Sunday, 23 December 2012
The last few days have seen incessant heavy rain in the north east of Scotland as successive weather fronts stacked up against a high pressure area over Scandinavia. Unable to progress eastward, the fronts stalled and the rain just kept coming. On each of the last three days rainfall totals on my weather station have been above 25mm (an inch), with the three day total near to four inches, driven on by very strong southeasterly winds.
On all three days the low cloud level and heavy rain meant that it didn't really get light at all. Even a short walk was an unpleasant experience in wind, lashing rain and temperatures of about 3.5 Celcius - truly the very worst of all weathers.
The rivers are absolutely roaring, the fields saturated and flooded. The level at the bridge over the River Don at Montgarrie is very high - further downstream the river has burst whre it enters flatter country.
The volume of water coming down the Don is astonishing. There's no massive noise because all the normal features of the river are submerged, just an unsettling sloshing, sucking sort of sound
At last, this morning was rain-free although heavy showers set in later. In unaccustomed daylight we went to look at the river.
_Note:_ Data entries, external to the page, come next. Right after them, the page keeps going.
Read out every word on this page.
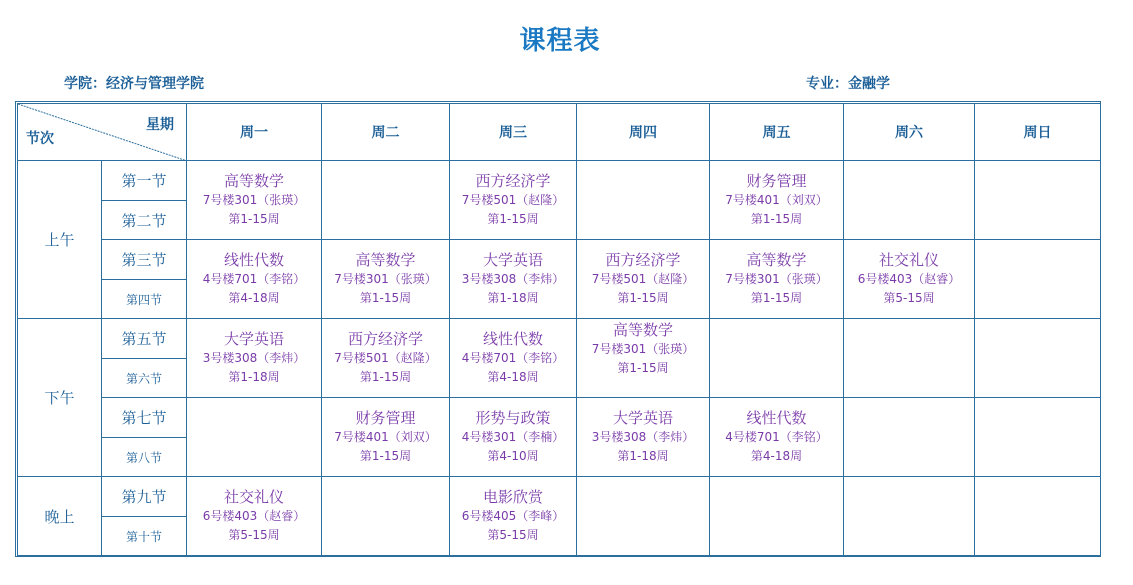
课程表
学院：经济与管理学院	专业：金融学
星期
节次		周一	周二	周三	周四	周五	周六	周日
上午	第一节	高等数学
7号楼301（张瑛）
第1-15周		西方经济学
7号楼501（赵隆）
第1-15周		财务管理
7号楼401（刘双）
第1-15周		

	第二节							
	第三节	线性代数
4号楼701（李铭）
第4-18周	高等数学
7号楼301（张瑛）
第1-15周	大学英语
3号楼308（李炜）
第1-18周	西方经济学
7号楼501（赵隆）
第1-15周	高等数学
7号楼301（张瑛）
第1-15周	社交礼仪
6号楼403（赵睿）
第5-15周	

	第四节							
下午	第五节	大学英语
3号楼308（李炜）
第1-18周	西方经济学
7号楼501（赵隆）
第1-15周	线性代数
4号楼701（李铭）
第4-18周	高等数学
7号楼301（张瑛）
第1-15周			

	第六节							
	第七节		财务管理
7号楼401（刘双）
第1-15周	形势与政策
4号楼301（李楠）
第4-10周	大学英语
3号楼308（李炜）
第1-18周	线性代数
4号楼701（李铭）
第4-18周		

	第八节							
晚上	第九节	社交礼仪
6号楼403（赵睿）
第5-15周		电影欣赏
6号楼405（李峰）
第5-15周				

	第十节							
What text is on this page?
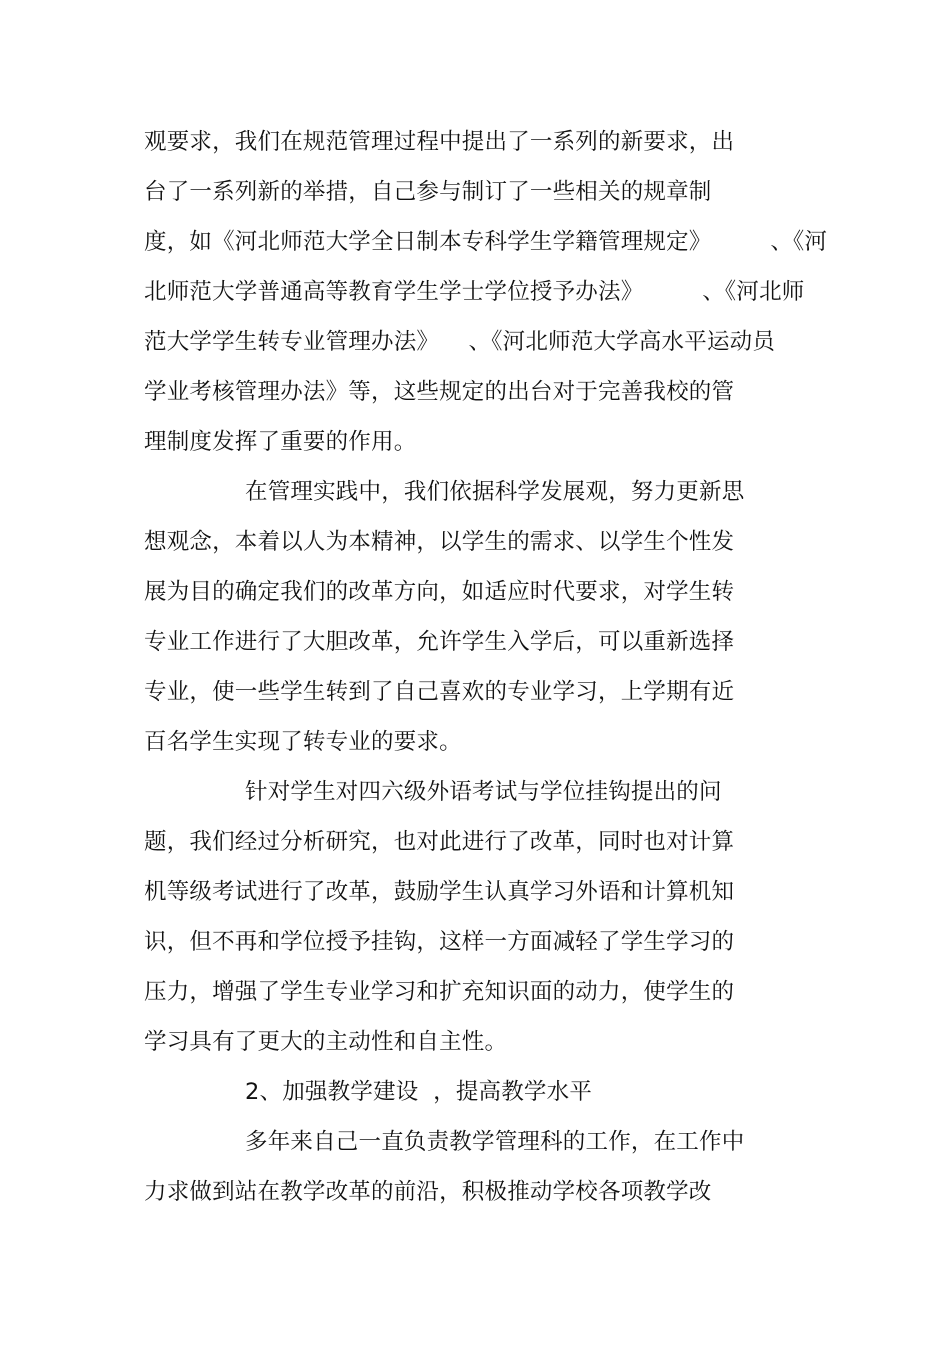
观要求，我们在规范管理过程中提出了一系列的新要求，出
台了一系列新的举措，自己参与制订了一些相关的规章制
度，如《河北师范大学全日制本专科学生学籍管理规定》        、《河
北师范大学普通高等教育学生学士学位授予办法》        、《河北师
范大学学生转专业管理办法》    、《河北师范大学高水平运动员
学业考核管理办法》等，这些规定的出台对于完善我校的管
理制度发挥了重要的作用。
在管理实践中，我们依据科学发展观，努力更新思
想观念，本着以人为本精神，以学生的需求、以学生个性发
展为目的确定我们的改革方向，如适应时代要求，对学生转
专业工作进行了大胆改革，允许学生入学后，可以重新选择
专业，使一些学生转到了自己喜欢的专业学习，上学期有近
百名学生实现了转专业的要求。
针对学生对四六级外语考试与学位挂钩提出的问
题，我们经过分析研究，也对此进行了改革，同时也对计算
机等级考试进行了改革，鼓励学生认真学习外语和计算机知
识，但不再和学位授予挂钩，这样一方面减轻了学生学习的
压力，增强了学生专业学习和扩充知识面的动力，使学生的
学习具有了更大的主动性和自主性。
2、加强教学建设  ，提高教学水平
多年来自己一直负责教学管理科的工作，在工作中
力求做到站在教学改革的前沿，积极推动学校各项教学改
Looking upstream, it's obvious that much more volume will cause the river to burst here too. The water coming down the Esset Burn (on the right of this picture) is backing up as it tries to enter the flow.
Looking downstream the width of the river has more than doubled - the flood guage is about three feet below the surface. The tributary on the right here is actually the riverside path.
Hopefully there will be a respite in the rainfall.